History

Nazi Germany
- Name: U-369
- Ordered: 25 August 1941
- Builder: Flensburger Schiffbau-Gesellschaft, Flensburg
- Yard number: 492
- Laid down: 6 October 1942
- Launched: 17 August 1943
- Commissioned: 15 October 1943
- Fate: Surrendered at Kristainsund-Sud on 9 May 1945, sunk as part of Operation Deadlight on 30 November 1945

General characteristics
- Class & type: Type VIIC submarine
- Displacement: 769 tonnes (757 long tons) surfaced; 871 t (857 long tons) submerged;
- Length: 67.23 m (220 ft 7 in) o/a; 50.50 m (165 ft 8 in) pressure hull;
- Beam: 6.20 m (20 ft 4 in) o/a; 4.70 m (15 ft 5 in) pressure hull;
- Height: 9.60 m (31 ft 6 in)
- Draught: 4.74 m (15 ft 7 in)
- Installed power: 2,800–3,200 PS (2,100–2,400 kW; 2,800–3,200 bhp) (diesels); 750 PS (550 kW; 740 shp) (electric);
- Propulsion: 2 shafts; 2 × diesel engines; 2 × electric motors;
- Speed: 17.7 knots (32.8 km/h; 20.4 mph) surfaced; 7.6 knots (14.1 km/h; 8.7 mph) submerged;
- Range: 8,500 nmi (15,700 km; 9,800 mi) at 10 knots (19 km/h; 12 mph) surfaced; 80 nmi (150 km; 92 mi) at 4 knots (7.4 km/h; 4.6 mph) submerged;
- Test depth: 230 m (750 ft); Crush depth: 250–295 m (820–968 ft);
- Complement: 4 officers, 40–56 enlisted
- Armament: 5 × 53.3 cm (21 in) torpedo tubes (four bow, one stern); 14 × torpedoes; 1 × 8.8 cm (3.46 in) deck gun (220 rounds); 2 × twin 2 cm (0.79 in) C/30 anti-aircraft guns;

Service record
- Part of: 22nd U-boat Flotilla; 15 October 1943 – 28 February 1945; 11th U-boat Flotilla; 1 March – 8 May 1945;
- Identification codes: M 53 519
- Commanders: Kptlt. Ludwig Schaafhausen; 15 October 1943 – 15 April 1945; Oblt.z.S. Hans-Norbert Schunck; 16 April – 9 May 1945;
- Operations: None
- Victories: None

= German submarine U-369 =

German World War II submarine

German submarine U-369 was a Type VIIC U-boat of Nazi Germany's Kriegsmarine during World War II.

She carried out no patrols. She did not sink or damage any ships.

She was sunk after Germany's surrender as part of Operation Deadlight on 30 November 1945.

==Design==
German Type VIIC submarines were preceded by the shorter Type VIIB submarines. U-369 had a displacement of 769 t when at the surface and 871 t while submerged. She had a total length of 67.10 m, a pressure hull length of 50.50 m, a beam of 6.20 m, a height of 9.60 m, and a draught of 4.74 m. The submarine was powered by two Germaniawerft F46 four-stroke, six-cylinder supercharged diesel engines producing a total of 2800 to 3200 PS for use while surfaced, two AEG GU 460/8-276 double-acting electric motors producing a total of 750 PS for use while submerged. She had two shafts and two 1.23 m propellers. The boat was capable of operating at depths of up to 230 m.

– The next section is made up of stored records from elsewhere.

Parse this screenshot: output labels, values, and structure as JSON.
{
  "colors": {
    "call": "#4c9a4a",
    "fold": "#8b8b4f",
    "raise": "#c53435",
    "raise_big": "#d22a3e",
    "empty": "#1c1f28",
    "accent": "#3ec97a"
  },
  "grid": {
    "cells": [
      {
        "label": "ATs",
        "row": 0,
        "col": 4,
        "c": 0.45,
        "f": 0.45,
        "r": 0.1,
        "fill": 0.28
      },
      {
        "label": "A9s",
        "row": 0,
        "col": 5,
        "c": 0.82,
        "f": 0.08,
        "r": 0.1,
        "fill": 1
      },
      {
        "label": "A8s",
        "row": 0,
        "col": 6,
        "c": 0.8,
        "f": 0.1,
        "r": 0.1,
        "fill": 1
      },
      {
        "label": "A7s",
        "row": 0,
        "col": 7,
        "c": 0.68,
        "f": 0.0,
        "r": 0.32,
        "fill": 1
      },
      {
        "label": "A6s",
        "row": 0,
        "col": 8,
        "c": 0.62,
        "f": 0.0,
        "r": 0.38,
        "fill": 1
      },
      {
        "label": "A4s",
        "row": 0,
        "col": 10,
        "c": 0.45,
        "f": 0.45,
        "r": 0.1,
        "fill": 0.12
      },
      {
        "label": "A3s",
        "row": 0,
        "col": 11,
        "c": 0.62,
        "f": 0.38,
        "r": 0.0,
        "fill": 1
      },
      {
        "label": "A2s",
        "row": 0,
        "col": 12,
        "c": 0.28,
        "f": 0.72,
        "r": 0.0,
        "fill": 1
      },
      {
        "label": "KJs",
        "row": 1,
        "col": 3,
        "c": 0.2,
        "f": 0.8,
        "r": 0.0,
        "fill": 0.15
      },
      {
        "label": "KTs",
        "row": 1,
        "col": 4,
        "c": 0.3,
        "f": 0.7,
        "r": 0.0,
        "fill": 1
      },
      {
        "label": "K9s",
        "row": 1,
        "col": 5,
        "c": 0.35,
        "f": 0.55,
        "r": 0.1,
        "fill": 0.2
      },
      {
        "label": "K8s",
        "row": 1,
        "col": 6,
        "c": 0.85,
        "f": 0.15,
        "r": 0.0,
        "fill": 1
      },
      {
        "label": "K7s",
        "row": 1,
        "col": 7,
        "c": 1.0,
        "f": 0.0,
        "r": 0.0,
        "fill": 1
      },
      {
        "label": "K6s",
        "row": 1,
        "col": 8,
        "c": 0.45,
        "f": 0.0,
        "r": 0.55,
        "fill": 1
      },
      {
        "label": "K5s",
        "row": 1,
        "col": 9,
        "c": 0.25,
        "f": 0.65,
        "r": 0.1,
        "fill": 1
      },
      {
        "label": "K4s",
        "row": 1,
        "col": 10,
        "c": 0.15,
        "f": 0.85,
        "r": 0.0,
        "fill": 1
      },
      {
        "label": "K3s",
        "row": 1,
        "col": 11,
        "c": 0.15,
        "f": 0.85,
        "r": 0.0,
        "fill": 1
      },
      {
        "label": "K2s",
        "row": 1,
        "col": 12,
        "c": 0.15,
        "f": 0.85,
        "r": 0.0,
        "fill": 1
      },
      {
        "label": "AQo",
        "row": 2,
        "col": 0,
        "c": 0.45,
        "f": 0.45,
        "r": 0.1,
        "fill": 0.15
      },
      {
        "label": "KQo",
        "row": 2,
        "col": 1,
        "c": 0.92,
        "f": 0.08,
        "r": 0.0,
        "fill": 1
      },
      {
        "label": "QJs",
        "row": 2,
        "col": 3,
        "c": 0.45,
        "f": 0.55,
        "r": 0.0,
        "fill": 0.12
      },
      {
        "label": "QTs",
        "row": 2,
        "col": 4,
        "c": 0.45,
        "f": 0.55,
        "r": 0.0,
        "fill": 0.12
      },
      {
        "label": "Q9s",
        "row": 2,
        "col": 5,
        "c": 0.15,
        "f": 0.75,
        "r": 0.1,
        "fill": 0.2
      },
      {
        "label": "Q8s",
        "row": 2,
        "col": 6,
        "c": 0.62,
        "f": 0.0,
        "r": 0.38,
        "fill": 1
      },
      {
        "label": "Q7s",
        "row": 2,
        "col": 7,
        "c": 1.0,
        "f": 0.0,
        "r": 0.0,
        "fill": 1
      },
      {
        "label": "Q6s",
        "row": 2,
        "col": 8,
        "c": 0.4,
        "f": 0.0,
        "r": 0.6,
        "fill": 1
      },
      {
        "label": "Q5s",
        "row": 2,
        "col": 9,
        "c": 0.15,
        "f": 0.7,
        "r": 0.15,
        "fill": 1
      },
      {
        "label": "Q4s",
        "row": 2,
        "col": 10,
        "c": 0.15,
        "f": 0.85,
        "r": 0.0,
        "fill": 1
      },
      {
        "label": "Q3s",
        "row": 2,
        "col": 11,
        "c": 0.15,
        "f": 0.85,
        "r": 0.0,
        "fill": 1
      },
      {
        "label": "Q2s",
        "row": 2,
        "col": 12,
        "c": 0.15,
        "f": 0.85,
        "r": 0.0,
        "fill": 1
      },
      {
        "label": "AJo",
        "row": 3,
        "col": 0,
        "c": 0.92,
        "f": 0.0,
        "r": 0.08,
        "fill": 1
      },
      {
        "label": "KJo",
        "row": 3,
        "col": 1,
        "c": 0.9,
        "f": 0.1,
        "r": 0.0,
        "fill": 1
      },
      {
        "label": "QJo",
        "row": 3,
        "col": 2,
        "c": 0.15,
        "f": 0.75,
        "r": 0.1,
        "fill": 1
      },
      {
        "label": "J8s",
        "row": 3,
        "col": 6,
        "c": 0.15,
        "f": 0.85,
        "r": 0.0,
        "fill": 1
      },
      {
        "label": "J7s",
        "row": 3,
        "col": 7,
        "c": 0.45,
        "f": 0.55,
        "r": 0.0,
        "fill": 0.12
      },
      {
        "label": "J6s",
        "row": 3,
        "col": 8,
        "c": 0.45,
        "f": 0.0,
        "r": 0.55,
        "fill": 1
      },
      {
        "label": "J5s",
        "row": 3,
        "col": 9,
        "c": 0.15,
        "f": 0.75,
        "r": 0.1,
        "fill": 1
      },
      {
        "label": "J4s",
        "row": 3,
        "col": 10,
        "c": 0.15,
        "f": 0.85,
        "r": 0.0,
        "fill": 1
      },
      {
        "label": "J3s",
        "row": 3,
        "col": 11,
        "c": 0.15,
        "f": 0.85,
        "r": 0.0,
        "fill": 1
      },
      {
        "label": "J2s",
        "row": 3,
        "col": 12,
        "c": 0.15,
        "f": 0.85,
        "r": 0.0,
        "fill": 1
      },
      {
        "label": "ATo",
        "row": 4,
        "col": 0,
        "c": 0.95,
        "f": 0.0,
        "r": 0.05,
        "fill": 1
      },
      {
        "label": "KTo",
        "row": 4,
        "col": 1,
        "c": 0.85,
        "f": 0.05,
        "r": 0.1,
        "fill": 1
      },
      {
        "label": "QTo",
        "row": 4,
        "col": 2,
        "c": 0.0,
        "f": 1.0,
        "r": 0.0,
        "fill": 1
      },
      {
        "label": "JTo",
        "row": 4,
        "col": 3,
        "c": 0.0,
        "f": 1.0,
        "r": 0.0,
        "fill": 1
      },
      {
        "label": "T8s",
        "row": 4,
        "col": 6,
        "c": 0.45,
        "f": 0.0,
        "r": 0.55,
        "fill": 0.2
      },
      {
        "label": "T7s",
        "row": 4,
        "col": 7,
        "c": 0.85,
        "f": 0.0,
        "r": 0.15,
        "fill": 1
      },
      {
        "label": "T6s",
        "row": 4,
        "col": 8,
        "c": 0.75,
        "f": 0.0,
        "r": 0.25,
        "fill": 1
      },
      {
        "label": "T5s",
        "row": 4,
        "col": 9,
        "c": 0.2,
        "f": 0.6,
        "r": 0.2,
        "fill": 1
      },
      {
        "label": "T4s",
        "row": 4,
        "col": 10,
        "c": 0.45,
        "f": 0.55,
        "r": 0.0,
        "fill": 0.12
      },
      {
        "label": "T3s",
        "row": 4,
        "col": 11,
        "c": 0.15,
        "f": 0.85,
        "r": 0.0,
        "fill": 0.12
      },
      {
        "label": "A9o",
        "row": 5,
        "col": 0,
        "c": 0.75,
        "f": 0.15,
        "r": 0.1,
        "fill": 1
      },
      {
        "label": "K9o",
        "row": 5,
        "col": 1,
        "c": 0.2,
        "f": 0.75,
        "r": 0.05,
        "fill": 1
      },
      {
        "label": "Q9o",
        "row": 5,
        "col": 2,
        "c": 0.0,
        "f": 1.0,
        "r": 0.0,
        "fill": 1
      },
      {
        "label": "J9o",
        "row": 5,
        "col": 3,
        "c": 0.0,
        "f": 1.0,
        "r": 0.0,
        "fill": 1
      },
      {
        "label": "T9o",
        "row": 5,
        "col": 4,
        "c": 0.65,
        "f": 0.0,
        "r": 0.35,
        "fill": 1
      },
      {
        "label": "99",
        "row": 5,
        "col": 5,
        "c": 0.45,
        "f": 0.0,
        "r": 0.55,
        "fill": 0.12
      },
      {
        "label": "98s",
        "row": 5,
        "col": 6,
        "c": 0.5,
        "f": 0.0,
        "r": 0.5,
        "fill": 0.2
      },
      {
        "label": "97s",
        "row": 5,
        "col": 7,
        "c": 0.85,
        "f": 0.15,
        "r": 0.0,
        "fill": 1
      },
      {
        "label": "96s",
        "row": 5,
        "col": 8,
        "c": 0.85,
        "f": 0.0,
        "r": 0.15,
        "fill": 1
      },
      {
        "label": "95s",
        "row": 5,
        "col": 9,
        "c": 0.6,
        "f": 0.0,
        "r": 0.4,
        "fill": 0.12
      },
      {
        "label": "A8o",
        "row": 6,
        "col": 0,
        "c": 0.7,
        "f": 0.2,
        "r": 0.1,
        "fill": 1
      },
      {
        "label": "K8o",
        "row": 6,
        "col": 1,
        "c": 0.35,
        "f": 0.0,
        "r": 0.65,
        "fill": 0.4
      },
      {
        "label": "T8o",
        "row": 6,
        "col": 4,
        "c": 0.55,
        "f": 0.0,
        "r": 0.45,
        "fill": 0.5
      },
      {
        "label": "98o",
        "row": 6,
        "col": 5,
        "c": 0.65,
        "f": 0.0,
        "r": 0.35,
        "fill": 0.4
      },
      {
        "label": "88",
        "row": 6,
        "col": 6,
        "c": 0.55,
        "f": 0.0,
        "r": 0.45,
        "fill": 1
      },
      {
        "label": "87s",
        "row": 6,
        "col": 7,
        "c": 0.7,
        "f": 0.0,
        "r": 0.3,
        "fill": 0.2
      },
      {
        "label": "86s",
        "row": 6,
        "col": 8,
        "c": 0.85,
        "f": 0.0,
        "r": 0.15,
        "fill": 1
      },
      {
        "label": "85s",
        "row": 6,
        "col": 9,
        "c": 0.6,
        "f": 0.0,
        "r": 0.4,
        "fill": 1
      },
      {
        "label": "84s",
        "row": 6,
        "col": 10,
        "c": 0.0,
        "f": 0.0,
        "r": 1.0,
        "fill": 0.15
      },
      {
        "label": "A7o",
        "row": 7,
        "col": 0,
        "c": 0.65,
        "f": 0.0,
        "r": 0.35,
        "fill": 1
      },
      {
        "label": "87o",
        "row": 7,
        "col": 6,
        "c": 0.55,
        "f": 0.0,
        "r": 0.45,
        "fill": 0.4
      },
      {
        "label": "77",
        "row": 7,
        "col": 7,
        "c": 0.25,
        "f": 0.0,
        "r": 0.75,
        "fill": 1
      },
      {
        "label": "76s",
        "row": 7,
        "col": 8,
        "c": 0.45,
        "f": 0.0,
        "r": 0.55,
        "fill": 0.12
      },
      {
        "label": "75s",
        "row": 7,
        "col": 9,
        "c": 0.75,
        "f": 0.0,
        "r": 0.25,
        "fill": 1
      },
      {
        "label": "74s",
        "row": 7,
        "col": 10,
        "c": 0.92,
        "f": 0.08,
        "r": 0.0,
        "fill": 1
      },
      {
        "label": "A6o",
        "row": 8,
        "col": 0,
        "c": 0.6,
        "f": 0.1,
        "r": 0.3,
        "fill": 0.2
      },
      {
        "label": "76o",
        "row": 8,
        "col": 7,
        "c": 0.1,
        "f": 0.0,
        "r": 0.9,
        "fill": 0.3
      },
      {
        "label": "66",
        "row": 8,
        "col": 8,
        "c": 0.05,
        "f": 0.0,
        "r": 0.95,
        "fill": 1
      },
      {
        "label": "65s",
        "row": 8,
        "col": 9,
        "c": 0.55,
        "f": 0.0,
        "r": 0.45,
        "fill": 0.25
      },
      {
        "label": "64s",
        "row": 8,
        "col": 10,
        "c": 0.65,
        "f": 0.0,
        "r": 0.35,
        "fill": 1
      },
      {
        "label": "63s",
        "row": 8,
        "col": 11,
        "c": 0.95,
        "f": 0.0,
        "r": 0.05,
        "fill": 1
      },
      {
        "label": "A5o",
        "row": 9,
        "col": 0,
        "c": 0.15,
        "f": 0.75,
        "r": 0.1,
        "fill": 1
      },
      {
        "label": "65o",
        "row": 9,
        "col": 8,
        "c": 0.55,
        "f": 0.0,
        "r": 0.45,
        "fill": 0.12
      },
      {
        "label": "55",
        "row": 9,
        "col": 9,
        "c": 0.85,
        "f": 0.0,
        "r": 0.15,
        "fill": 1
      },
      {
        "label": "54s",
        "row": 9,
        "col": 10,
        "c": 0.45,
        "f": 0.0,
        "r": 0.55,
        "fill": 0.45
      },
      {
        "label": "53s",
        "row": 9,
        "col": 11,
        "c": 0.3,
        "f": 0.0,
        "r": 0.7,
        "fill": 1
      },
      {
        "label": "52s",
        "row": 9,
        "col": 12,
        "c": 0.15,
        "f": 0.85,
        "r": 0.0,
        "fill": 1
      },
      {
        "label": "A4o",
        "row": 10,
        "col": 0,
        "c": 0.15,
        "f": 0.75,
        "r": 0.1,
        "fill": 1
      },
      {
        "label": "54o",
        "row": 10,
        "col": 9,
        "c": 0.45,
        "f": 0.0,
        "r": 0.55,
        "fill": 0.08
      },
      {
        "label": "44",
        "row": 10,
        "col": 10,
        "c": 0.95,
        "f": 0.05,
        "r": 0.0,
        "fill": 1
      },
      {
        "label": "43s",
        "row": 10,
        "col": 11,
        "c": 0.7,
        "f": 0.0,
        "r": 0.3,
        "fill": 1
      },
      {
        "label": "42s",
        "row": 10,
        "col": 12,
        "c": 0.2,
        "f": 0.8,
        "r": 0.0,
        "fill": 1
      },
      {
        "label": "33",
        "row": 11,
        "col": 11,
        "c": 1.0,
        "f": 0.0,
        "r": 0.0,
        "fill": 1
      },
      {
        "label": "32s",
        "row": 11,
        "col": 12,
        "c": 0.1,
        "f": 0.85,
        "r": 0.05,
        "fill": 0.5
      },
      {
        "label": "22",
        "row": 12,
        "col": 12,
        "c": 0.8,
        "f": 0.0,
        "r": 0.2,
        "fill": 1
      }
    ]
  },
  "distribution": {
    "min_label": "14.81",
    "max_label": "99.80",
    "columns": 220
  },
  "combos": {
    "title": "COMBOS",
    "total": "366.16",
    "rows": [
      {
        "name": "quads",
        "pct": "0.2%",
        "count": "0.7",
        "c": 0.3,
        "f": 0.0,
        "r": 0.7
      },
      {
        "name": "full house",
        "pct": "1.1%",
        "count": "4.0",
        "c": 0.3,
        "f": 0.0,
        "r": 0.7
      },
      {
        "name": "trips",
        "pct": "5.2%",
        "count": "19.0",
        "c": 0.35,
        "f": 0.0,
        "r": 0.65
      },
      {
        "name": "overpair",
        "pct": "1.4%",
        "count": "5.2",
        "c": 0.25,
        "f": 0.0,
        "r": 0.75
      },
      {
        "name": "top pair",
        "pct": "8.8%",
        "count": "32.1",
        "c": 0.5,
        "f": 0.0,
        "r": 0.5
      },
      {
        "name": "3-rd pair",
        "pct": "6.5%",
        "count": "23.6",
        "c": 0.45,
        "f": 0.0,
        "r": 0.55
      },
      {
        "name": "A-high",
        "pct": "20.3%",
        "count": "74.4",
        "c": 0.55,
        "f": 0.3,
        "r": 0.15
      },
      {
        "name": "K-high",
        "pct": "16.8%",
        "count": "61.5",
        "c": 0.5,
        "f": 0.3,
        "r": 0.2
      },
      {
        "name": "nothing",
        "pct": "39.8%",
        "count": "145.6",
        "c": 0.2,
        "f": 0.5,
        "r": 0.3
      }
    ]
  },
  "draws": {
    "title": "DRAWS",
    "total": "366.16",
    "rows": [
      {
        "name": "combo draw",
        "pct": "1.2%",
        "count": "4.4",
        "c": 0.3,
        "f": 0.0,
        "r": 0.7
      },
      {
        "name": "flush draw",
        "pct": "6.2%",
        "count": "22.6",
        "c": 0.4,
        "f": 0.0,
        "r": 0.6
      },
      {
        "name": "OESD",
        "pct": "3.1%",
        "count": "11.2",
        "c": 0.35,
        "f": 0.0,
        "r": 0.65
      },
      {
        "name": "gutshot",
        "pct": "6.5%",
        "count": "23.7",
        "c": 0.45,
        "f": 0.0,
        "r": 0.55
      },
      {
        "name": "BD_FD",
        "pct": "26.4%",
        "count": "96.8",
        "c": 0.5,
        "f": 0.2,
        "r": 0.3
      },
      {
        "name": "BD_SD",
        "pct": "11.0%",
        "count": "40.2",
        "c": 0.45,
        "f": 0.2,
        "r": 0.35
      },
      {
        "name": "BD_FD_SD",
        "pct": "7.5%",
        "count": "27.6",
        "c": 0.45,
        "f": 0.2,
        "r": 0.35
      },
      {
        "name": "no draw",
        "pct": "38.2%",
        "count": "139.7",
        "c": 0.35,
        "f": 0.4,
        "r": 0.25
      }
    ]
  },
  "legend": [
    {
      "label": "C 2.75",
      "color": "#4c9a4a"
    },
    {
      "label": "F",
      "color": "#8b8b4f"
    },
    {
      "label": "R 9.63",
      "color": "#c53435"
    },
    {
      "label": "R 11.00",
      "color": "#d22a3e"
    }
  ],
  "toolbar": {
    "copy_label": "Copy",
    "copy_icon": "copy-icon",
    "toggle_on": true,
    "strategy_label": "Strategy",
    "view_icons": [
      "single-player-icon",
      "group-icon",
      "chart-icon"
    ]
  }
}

The submarine had a maximum surface speed of 17.7 kn and a maximum submerged speed of 7.6 kn. When submerged, the boat could operate for 80 nmi at 4 kn; when surfaced, she could travel 8500 nmi at 10 kn. U-369 was fitted with five 53.3 cm torpedo tubes (four fitted at the bow and one at the stern), fourteen torpedoes, one 8.8 cm SK C/35 naval gun, 220 rounds, and two twin 2 cm C/30 anti-aircraft guns. The boat had a complement of between forty-four and sixty.

==Service history==
The submarine was laid down on 6 October 1942 at the Flensburger Schiffbau-Gesellschaft yard at Flensburg as yard number 492, launched on 17 August 1943 and commissioned on 15 October under the command of Kapitänleutnant Ludwig Schaafhausen. She served with the 22nd U-boat Flotilla from 15 October 1943 and the 11th flotilla from 1 March 1945.

===Fate===
U-369 surrendered at Kristiansand-Sud in Norway on 5 May 1945. She was transferred to Scapa Flow in Scotland for Operation Deadlight on 29 May. She was sunk on 30 November.